Mitos Andaya Hart (she/her/hers) teaches undergraduate conducting, graduate choral literature, assists with graduate conducting, and directs the Temple University Singers and Temple Voices. Prior to her appointment at Temple, she served as Associate Director of Choral Activities at the University of Georgia where she directed ensembles in early music, jazz, women’s, chamber, and symphonic chorus repertoire. There she was awarded one of the university’s highest honors, the Richard B. Russell Undergraduate Teaching Award, and twice received the Student Government Association Award for “Outstanding Commitment to Students and Academic Excellence.”

Andaya Hart has taught choral music and vocal jazz at the university level in the United States, South Africa, and Australia. She taught at the Center of Jazz and Popular Music with Darius Brubeck at the University of Natal (now University of Kwa-Zulu Natal, South Africa) forming the first university vocal jazz ensemble in the country, and at the Elder Conservatorium of Music in Adelaide, South Australia.  She served as guest conductor of the Netherlands Chamber Choir in Amsterdam and Arnhem in 2007; conducted the Eric Ericson Chamber Choir in concert at the Lund International Choral Festival in Sweden; and conducted the Netherlands Chamber Choir, Netherlands Radio Chorus, in Haarlem in 2005. She conducted at the 2005 Transient Glory Choral and Chamber Music Festival in New York and worked with Pulitzer Prize winning-composer, David Del Tredici. In 2004, she prepared ensembles for the BBC Philharmonic conductor/Scottish composer, James MacMillan, for his Georgia residency. She was selected to study with Marin Alsop at the Colorado Symphony Orchestra Workshop in 2003, Helmuth Rilling at the Oregon Bach Festival in 2003 and 2004, Simon Halsey and André Thomas in Haarlem, Netherlands in 2005, and Frieder Bernius in Varese, Italy in 2006. Her conducting teachers at the University of Kansas were Simon Carrington and orchestral conductor, Brian Priestman.

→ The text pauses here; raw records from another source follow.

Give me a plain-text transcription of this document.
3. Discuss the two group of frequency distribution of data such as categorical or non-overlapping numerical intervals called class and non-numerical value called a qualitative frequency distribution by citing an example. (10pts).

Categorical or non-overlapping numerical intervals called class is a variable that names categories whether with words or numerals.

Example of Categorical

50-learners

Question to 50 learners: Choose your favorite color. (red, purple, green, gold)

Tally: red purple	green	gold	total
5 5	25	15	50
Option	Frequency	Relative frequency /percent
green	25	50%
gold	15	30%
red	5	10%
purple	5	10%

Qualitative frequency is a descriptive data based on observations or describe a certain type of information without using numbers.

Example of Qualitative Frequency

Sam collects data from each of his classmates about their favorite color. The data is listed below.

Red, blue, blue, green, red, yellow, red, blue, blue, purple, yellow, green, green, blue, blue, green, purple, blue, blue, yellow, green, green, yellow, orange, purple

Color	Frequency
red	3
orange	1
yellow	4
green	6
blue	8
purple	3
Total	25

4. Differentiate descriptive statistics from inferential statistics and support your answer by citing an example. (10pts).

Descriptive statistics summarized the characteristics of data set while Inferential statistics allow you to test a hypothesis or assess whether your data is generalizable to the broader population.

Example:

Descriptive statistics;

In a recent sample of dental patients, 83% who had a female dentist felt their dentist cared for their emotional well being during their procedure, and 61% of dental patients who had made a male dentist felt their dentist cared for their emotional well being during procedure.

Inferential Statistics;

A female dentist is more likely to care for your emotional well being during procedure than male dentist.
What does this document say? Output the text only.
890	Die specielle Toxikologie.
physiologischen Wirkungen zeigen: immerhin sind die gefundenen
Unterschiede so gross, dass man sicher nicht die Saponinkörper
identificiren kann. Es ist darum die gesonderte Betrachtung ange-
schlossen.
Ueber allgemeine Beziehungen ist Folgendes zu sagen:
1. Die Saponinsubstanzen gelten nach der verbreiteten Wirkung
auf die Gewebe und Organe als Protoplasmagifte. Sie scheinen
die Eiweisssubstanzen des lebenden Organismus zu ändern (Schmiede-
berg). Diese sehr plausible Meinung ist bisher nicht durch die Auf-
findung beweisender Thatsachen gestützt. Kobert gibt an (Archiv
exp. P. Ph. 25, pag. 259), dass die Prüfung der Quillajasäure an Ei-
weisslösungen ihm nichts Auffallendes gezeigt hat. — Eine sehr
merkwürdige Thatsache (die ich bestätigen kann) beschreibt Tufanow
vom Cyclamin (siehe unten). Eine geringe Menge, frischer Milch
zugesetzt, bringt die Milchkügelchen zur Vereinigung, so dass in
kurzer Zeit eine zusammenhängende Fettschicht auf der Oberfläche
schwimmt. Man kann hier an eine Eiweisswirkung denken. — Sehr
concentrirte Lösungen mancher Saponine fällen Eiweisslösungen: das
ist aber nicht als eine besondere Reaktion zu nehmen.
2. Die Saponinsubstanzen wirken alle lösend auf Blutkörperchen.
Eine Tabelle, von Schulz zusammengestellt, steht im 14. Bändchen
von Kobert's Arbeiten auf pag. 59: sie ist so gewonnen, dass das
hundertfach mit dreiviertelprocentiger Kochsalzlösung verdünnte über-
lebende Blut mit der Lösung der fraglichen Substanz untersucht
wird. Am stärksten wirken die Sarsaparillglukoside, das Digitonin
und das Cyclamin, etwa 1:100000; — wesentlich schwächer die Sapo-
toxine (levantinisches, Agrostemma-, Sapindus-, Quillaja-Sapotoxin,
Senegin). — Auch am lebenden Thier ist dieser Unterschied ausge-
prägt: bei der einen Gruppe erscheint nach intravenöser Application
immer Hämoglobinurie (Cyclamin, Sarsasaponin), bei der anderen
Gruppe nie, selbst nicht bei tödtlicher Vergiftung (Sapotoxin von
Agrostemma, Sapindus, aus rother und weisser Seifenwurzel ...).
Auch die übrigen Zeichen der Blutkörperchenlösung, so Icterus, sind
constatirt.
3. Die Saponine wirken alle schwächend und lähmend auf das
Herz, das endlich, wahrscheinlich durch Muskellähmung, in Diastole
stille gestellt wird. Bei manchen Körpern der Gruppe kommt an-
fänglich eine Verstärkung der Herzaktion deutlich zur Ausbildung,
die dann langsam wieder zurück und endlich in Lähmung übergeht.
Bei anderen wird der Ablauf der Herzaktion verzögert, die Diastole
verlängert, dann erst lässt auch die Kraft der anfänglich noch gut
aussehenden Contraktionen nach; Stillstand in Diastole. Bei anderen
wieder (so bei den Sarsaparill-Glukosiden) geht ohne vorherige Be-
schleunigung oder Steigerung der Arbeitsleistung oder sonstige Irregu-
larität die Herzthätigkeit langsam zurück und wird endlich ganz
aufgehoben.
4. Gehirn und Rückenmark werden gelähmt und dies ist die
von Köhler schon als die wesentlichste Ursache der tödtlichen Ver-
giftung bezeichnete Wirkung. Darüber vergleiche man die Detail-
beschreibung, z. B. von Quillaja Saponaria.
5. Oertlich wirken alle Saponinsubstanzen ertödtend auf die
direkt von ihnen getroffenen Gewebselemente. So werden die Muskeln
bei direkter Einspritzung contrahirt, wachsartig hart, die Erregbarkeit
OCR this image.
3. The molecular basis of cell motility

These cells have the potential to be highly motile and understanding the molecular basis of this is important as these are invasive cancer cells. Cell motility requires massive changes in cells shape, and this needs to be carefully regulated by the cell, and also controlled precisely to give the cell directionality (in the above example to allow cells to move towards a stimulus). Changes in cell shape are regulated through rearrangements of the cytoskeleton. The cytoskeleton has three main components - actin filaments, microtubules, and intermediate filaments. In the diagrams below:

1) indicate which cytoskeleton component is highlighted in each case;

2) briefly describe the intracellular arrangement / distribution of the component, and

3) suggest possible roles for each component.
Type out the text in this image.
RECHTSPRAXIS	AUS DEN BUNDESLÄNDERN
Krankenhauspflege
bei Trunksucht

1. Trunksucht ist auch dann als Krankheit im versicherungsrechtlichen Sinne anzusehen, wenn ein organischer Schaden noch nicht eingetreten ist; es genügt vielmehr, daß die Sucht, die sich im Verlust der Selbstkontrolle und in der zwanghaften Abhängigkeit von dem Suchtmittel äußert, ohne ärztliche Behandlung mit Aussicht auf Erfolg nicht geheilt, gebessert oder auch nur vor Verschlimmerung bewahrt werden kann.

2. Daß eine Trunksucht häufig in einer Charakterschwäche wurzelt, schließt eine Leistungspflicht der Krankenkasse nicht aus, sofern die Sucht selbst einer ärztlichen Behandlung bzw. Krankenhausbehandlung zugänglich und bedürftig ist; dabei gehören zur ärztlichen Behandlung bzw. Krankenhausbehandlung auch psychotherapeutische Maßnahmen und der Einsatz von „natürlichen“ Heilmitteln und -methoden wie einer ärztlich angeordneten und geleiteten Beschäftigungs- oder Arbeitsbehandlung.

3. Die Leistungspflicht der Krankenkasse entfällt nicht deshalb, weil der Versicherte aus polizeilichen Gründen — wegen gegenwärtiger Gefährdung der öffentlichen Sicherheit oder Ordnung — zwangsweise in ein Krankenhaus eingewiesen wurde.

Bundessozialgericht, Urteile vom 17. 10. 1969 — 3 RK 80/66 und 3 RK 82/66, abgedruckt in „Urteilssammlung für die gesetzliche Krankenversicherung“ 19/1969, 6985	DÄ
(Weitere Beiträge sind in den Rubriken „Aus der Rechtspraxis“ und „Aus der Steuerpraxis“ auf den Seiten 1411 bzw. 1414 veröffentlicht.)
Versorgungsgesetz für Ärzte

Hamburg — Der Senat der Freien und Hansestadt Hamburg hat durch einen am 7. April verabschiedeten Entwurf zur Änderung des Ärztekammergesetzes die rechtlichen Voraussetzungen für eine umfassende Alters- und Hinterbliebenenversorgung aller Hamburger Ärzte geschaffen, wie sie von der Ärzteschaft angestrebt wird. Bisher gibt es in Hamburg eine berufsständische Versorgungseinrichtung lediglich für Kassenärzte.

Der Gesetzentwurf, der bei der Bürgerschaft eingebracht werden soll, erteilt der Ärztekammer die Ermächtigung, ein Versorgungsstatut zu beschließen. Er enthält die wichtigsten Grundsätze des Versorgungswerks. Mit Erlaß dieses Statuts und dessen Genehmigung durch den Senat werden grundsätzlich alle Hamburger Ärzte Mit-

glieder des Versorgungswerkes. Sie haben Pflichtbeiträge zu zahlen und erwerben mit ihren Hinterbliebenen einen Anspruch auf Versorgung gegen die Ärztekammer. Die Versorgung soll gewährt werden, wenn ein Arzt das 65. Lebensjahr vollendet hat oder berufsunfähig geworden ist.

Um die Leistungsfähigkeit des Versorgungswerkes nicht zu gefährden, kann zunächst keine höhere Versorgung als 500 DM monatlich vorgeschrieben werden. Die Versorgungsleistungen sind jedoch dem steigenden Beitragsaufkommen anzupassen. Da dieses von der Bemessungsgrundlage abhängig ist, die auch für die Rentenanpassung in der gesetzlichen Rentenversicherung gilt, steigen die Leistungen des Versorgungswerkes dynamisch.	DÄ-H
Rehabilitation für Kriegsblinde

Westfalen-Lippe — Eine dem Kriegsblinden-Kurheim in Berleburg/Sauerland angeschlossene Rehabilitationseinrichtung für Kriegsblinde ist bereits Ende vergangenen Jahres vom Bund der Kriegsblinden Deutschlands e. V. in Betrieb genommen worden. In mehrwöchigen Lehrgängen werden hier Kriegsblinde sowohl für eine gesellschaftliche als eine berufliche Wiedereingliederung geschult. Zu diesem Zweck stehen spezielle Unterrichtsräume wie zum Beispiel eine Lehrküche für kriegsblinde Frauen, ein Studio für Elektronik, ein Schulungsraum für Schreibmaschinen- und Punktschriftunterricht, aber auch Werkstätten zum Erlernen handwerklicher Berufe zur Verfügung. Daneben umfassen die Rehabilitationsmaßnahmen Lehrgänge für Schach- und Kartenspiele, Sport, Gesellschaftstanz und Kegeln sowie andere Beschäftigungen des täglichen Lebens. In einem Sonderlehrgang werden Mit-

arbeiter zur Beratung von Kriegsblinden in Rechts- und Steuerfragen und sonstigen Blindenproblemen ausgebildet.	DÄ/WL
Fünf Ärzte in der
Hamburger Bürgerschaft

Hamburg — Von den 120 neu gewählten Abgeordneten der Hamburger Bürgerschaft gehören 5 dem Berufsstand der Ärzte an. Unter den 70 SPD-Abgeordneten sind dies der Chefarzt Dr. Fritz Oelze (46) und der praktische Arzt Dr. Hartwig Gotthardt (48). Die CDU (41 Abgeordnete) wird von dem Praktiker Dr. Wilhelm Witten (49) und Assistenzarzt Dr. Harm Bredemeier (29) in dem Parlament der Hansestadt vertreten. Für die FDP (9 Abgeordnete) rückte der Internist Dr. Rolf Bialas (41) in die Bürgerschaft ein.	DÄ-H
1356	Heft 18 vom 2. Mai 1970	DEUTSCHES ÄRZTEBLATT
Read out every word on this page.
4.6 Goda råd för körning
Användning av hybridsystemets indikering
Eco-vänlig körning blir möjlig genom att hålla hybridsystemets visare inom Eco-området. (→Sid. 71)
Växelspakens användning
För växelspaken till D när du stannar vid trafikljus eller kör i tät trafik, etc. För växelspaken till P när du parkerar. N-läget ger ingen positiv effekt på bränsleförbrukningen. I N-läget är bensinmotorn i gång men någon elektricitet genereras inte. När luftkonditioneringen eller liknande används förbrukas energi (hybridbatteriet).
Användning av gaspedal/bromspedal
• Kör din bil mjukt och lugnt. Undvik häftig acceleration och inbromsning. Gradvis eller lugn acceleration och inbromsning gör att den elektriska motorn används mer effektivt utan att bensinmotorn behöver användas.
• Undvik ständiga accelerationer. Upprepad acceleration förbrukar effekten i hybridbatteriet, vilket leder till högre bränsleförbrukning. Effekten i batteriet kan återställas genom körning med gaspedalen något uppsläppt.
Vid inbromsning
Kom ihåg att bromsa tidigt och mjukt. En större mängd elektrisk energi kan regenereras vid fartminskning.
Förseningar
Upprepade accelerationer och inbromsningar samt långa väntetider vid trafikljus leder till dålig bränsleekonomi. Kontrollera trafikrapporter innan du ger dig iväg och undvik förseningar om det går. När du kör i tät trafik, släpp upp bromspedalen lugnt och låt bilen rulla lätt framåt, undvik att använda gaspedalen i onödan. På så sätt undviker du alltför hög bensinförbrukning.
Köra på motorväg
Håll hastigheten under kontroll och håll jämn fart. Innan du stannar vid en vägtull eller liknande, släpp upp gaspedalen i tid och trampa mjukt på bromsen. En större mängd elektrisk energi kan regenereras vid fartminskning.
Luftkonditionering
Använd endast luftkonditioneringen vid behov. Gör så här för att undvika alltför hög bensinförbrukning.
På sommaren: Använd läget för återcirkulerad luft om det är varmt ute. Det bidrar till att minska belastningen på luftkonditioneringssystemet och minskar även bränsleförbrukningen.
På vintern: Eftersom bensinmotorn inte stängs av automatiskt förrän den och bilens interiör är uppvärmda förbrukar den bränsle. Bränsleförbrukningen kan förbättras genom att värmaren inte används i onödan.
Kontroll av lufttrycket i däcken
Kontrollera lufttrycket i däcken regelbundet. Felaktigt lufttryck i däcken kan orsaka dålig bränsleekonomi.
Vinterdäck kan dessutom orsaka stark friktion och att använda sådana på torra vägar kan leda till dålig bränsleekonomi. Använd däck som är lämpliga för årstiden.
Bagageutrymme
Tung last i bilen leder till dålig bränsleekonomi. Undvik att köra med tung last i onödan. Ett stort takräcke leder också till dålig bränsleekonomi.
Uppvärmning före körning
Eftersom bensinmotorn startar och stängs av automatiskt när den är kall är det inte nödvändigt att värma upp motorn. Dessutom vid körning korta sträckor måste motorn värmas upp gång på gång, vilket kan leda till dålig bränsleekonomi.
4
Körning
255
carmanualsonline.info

Her ensembles have been invited to perform throughout the United States such as at the Boston Early Music Festival, Southern American Choral Directors Association Conference, and the UNC/Greeley Jazz Festival. Her choirs have also traveled and performed in England, Scotland, Germany, Austria, Italy, Portugal and Spain. She served on the conducting faculty of the Westminster Chamber Choir with Westminster Choir College of Rider University and has served as a member of the judges panel for the International A Cappella Festival in Leipzig, Germany. In 2010, she served as the clinician and guest conductor for the First Kenyan Choral Directors National Conference hosted by Moi University in Eldoret, Kenya and in 2013 for the First Busan Choral Academy in South Korea.  She has conducted various honor choirs and all-state choirs in Florida, Kansas, Louisiana, Pennsylvania, Virginia, and continues to serve as a national clinician, adjudicator and guest conductor for festivals.

Andaya Hart has Renaissance and other editions published with Alliance Music Publications, and jazz compositions and arrangements with UNC Jazz Press and Hal Leonard.  She served as the chair for Jazz Repertoire and Standards for the Georgia American Choral Directors Association, is active in the American Choral Directors Association, Chorus America, and the International Federation of Choral Music.  She served on the National Board of the National Collegiate Choral Organization (NCCO) as Vice-President, President-Elect, then as President culminating in the 2015 National Conference in Portland.   

Since 2014, Andaya Hart has been the Artistic Director of PhilHarmonia, a Philadelphia-based chamber choir which has commissioned and premiered works including Melissa Dunphy’s American DREAMers based on texts by young American Immigrants and DACA recipients. 

She is married and proud to live in a multigenerational and multi-pet home, raising her grade-school son.